Studio album by Grégory Lemarchal
- Released: April 17, 2005
- Recorded: France
- Genre: Pop
- Label: Universal, Mercury

Grégory Lemarchal chronology
|  | Je deviens moi (2005) | Olympia 06 (2006) |

Singles from Je deviens moi
- "Écris l'histoire" Released: March 29, 2005; "Je suis en vie" Released: July 18, 2005; "À corps perdu" Released: February 2006;

= Je deviens moi =

Je deviens moi (meaning "I Become Myself") is the name of the first studio album recorded by the French singer Grégory Lemarchal. It was released on April 17, 2005 and contains the hit singles "Écris l'histoire" and "Je suis en vie". The album topped the chart in France, and was also a success in Belgium (Wallonia). It remained the first and the only studio album of the singer recorded and released when he was living.

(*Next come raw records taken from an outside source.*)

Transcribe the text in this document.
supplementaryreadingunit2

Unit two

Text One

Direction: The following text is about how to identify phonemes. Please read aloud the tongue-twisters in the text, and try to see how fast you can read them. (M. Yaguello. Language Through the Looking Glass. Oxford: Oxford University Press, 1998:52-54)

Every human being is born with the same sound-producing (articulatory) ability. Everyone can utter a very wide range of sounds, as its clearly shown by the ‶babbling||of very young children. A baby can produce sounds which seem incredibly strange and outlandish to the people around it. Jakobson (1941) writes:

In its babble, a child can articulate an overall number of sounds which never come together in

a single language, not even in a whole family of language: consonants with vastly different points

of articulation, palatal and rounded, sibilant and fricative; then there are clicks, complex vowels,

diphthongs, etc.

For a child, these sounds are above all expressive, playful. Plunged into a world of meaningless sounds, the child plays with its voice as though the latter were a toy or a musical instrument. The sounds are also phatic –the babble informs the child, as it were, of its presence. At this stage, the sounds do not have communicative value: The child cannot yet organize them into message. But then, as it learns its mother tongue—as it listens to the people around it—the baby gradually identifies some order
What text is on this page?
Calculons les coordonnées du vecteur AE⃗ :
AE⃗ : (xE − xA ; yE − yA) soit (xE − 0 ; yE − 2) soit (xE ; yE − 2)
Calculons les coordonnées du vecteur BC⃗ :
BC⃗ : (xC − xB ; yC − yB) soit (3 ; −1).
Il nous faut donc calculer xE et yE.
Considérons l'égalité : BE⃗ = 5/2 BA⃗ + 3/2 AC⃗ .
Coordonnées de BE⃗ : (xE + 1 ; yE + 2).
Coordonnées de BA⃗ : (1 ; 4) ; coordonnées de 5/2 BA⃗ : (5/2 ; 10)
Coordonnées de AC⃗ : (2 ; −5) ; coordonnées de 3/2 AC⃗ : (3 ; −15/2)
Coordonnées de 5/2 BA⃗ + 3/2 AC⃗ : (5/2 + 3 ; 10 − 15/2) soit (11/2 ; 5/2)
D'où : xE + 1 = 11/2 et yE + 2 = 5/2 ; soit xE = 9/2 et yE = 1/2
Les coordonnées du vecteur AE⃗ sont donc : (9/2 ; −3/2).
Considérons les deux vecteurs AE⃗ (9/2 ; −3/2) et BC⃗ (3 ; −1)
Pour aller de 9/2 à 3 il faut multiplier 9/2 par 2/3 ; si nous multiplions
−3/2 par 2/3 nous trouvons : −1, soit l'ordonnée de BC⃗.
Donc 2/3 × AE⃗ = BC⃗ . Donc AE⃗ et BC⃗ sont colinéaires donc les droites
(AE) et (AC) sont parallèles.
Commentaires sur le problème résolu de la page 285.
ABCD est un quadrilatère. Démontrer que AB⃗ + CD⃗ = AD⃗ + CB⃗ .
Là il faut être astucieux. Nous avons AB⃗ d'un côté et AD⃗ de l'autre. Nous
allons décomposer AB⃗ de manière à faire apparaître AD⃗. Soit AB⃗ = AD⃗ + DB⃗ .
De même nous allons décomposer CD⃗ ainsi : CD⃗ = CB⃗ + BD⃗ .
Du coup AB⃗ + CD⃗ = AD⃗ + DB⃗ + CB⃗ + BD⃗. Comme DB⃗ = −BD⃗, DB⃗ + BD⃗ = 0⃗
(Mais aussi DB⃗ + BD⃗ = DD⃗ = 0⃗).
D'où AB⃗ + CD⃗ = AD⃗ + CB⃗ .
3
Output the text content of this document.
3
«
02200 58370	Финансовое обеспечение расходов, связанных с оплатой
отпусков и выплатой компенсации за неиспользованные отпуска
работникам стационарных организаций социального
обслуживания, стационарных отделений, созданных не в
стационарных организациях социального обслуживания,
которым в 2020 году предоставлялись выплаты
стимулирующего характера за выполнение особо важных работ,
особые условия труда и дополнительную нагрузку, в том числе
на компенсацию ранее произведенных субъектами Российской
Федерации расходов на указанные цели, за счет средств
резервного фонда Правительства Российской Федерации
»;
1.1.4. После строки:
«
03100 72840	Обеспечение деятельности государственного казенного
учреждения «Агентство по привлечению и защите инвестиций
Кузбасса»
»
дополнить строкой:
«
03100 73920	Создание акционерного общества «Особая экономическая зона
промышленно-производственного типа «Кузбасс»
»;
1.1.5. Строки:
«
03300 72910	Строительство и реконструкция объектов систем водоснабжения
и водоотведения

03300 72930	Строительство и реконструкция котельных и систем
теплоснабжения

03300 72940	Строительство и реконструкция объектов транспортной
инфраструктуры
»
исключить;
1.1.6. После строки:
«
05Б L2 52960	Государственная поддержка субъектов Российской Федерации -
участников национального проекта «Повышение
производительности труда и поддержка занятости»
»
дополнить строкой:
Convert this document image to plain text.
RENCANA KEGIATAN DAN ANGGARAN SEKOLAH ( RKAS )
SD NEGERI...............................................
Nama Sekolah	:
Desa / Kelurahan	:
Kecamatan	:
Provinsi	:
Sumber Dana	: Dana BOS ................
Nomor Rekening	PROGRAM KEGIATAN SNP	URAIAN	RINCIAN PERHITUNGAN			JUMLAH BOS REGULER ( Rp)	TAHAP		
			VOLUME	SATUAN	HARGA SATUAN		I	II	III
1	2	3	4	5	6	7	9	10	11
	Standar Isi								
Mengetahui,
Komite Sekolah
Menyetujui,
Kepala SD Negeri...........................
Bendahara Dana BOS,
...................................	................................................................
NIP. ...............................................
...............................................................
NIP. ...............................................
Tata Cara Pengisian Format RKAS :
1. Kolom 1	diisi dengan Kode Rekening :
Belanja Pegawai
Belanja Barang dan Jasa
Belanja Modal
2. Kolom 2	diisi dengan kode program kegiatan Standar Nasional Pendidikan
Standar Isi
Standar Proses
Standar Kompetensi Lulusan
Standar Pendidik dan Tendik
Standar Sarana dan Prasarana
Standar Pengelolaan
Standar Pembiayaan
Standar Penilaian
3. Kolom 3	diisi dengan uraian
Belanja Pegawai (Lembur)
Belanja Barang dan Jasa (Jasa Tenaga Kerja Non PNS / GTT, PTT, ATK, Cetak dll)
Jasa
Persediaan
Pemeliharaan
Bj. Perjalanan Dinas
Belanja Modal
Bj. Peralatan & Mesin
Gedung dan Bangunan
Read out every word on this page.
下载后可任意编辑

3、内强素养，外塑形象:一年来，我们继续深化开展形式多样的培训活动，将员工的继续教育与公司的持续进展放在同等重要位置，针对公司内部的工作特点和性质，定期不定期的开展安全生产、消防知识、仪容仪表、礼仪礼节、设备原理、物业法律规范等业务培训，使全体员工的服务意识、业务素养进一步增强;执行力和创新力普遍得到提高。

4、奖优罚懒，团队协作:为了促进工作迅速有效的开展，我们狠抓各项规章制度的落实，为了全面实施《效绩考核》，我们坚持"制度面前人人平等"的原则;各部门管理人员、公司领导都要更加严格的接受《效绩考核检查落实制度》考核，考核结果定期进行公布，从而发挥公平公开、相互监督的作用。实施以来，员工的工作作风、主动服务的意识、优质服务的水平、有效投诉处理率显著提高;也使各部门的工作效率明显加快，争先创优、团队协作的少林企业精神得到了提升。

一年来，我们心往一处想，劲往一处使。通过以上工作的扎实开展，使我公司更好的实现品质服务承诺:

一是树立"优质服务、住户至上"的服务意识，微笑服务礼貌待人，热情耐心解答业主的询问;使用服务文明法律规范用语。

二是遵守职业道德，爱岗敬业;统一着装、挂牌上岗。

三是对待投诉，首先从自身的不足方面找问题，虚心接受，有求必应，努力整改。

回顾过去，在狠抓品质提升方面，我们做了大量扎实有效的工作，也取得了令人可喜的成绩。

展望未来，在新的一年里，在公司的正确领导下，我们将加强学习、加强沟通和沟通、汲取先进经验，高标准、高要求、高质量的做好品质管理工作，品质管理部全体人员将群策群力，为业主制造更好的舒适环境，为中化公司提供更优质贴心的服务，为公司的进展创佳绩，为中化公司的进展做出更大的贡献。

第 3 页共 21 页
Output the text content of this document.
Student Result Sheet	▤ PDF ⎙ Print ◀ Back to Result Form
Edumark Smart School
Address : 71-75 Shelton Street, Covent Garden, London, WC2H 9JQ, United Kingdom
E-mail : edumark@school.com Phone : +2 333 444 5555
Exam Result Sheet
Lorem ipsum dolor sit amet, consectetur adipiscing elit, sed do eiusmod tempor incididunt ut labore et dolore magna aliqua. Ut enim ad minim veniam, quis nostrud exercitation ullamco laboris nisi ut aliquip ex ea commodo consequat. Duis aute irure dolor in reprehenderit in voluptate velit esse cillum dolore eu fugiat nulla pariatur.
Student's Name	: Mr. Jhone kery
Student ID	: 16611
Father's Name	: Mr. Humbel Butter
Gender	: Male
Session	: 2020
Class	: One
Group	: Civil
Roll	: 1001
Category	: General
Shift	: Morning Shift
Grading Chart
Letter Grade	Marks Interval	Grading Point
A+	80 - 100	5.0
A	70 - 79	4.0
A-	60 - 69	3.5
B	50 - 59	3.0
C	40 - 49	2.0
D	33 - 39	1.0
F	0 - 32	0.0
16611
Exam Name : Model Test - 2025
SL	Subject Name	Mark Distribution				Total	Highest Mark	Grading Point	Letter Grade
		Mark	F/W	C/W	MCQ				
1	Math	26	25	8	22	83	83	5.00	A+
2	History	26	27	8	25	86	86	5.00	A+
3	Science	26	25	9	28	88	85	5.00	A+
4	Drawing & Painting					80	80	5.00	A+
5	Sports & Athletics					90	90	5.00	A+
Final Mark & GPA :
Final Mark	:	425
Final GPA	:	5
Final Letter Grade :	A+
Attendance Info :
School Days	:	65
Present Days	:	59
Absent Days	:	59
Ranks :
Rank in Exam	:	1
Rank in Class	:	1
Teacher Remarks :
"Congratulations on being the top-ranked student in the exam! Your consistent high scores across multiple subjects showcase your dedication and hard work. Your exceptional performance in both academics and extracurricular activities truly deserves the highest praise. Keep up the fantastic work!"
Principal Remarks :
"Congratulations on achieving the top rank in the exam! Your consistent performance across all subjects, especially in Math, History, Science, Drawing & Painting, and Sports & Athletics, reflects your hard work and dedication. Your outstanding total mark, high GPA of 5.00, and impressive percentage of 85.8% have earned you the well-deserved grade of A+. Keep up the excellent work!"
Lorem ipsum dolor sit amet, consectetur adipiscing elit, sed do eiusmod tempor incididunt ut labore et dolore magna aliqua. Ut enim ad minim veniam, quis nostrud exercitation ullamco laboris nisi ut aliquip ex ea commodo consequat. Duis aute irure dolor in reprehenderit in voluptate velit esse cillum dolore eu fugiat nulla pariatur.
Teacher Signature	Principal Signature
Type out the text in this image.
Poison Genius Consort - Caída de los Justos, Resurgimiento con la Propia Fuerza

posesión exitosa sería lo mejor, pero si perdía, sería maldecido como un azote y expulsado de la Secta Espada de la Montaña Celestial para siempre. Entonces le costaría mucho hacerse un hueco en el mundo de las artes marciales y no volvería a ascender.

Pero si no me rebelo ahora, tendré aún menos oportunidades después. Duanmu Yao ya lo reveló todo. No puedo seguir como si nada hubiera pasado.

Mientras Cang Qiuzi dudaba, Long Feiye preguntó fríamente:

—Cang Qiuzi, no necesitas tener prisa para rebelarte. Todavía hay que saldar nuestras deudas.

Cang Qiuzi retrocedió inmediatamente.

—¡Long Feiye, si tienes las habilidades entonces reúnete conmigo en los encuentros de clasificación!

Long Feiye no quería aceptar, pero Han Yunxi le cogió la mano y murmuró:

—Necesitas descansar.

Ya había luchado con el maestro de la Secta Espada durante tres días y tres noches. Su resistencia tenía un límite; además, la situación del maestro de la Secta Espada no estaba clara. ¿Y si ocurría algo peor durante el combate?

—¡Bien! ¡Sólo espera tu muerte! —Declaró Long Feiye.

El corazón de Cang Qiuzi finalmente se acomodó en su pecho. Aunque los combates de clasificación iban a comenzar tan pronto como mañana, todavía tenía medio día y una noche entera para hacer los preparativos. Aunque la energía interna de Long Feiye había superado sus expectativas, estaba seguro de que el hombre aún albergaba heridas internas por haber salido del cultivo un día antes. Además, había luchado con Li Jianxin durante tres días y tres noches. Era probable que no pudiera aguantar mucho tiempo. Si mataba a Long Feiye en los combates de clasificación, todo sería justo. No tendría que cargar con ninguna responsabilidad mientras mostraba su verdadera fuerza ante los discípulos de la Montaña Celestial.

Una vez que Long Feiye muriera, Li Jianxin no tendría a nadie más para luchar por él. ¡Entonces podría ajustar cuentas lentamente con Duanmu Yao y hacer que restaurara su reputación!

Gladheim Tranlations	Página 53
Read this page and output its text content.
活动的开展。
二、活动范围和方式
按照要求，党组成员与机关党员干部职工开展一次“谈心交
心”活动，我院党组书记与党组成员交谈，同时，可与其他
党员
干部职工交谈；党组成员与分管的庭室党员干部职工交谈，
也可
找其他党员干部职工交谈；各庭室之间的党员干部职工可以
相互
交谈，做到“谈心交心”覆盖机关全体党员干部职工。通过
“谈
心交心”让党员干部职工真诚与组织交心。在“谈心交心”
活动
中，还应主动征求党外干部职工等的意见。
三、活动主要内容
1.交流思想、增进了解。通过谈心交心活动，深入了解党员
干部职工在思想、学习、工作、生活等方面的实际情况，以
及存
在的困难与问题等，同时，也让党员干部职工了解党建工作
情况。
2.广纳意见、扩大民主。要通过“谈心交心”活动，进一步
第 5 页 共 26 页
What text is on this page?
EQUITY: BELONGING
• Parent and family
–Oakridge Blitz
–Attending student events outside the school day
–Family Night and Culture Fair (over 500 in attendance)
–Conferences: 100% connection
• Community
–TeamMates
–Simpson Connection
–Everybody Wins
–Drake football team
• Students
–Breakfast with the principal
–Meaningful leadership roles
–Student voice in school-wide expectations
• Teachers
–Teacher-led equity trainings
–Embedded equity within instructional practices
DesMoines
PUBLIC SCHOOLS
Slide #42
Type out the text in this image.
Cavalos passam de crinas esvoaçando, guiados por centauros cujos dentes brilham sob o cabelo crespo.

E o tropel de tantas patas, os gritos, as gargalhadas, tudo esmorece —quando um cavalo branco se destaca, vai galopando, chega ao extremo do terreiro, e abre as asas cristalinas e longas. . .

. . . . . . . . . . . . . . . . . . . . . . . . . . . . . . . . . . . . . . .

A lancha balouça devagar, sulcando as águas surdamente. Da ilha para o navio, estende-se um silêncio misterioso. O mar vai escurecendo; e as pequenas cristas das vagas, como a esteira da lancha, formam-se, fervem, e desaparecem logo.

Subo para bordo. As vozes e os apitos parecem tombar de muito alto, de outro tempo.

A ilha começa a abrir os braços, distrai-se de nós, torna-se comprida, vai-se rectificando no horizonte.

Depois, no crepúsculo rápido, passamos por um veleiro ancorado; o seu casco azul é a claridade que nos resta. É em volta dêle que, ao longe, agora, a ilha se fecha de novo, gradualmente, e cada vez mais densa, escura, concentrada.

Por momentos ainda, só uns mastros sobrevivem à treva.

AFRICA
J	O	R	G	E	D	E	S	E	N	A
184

There are two formats of the album : the first one is a simple CD, and the second one is a collector edition containing a CD plus a DVD.

The album was a re-issued after Lemarchal's death, reaching #1 on the French Back Catalogue Chart (chart for albums that have been released two years earlier), and #2 on the French Digital Chart.

==Track listing==
1. "Je deviens moi" (Peter Plate, Ulf Leo Sommer, AnNa R., Katia Landreas) — 3:37
2. "Je suis en vie" (Alana Filippi, Rémi Lacroix) — 3:44
3. "Écris l'histoire" (Francesco de Benedittis, Paul Manners, David Esposito) — 4:17
4. "À corps perdu" (Alexandre Lessertisseur, R. Jericho, V. Filho) — 4:13
5. "Le Feu sur les planches" (Eleonor Coquelin, Laurent Mesambret) — 4:16
6. "Je t'écris" (Yvan Cassar, Marc Lévy) — 6:44
7. "Pardonne-moi" (Frédéric Kocourek, Julien Thomas) — 4:08
8. "Mon ange" (Benedittis, Paul Manners, Esposito, Chet) — 3:59
9. "Promets-moi" (Coquelin, Mesambret) — 3:36
10. "Il n'y a qu'un pas" (Filippi, Lacroix) — 3:54
11. "Le Bonheur tout simplement" (Romano Musumarra, Luc Plamondon) — 3:59
12. "Une vie moins ordinaire" (Katia Landreas, Francis Eg White, Louis Elliot) — 4:09

- DVD
13. "Grégory Lemarchal - droit dans les yeux", a documentary by Séb Brisard + Bonus

==Charts==

| Chart (2005) | Peak position |
|---|---|
| Belgian (Wallonia) Albums Chart | 2 |
| French SNEP Albums Chart | 1 |
| Swiss Albums Chart | 20 |
| Chart (2007) | Peak position |
| French Back Catalogue Chart | 1 |
| French Digital Chart | 2 |

| End of year chart (2005) | Position |
|---|---|
| Belgian (Wallonia) Albums Chart | 47 |
| French Albums Chart | 45 |
| End of the year chart (2007) | Position |
| French Back Catalogue Chart | 1 |
| French Digital Chart | 26 |

==Certifications==

Certifications for Je deviens moi
| Region | Certification | Certified units/sales |
| France (SNEP) | 2× Gold | 200,000^{*} |
^{*} Sales figures based on certification alone.